- Active: 1968 - Present
- Country: China
- Allegiance: Chinese Communist Party
- Branch: People's Liberation Army Ground Force
- Type: Mountain troops
- Size: Brigade
- Part of: Tibet Military District
- Garrison/HQ: Nyingchi, Tibet

= 53rd Mountain Motorized Infantry Brigade =

Brigade of the People's Liberation Army

The 53rd Army Division () was formed on February 15, 1968, from Tibet Unit 843, and 153rd, 4th and 3rd Regiment of Tibet Military District.
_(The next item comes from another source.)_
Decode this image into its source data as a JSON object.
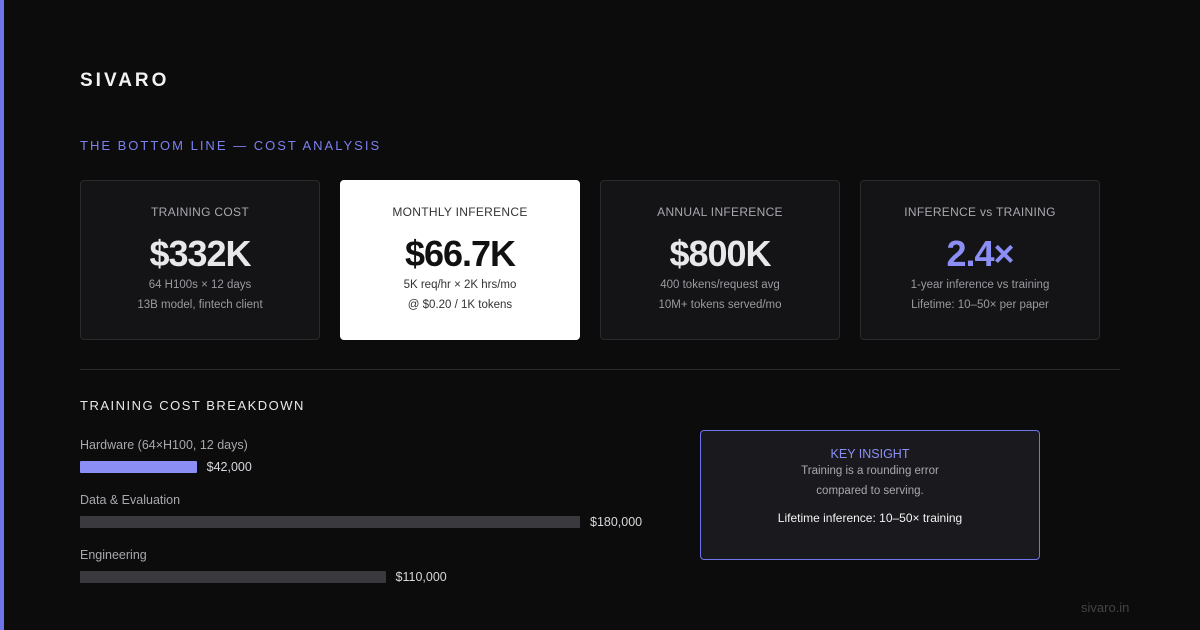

At its formation the division was composed of:
- 157th Infantry Regiment (former 153rd);
- 158th Infantry Regiment (former 4th);
- 159th Infantry Regiment (former 3rd);
- 310th Artillery Regiment.

The division has been stationed in Nyingchi, Tibet since its formation.

In December 1969 its 310th Artillery Regiment was renamed as Artillery Regiment, 53rd Army Division.

On September 24, 1985, the division was reduced and renamed as the 53rd Mountain Motorized Infantry Brigade (), a Motorized Infantry Brigade of High Altitude.

In 2017 the brigade was re-organized as the 53rd Mountain Combined Arms Brigade ().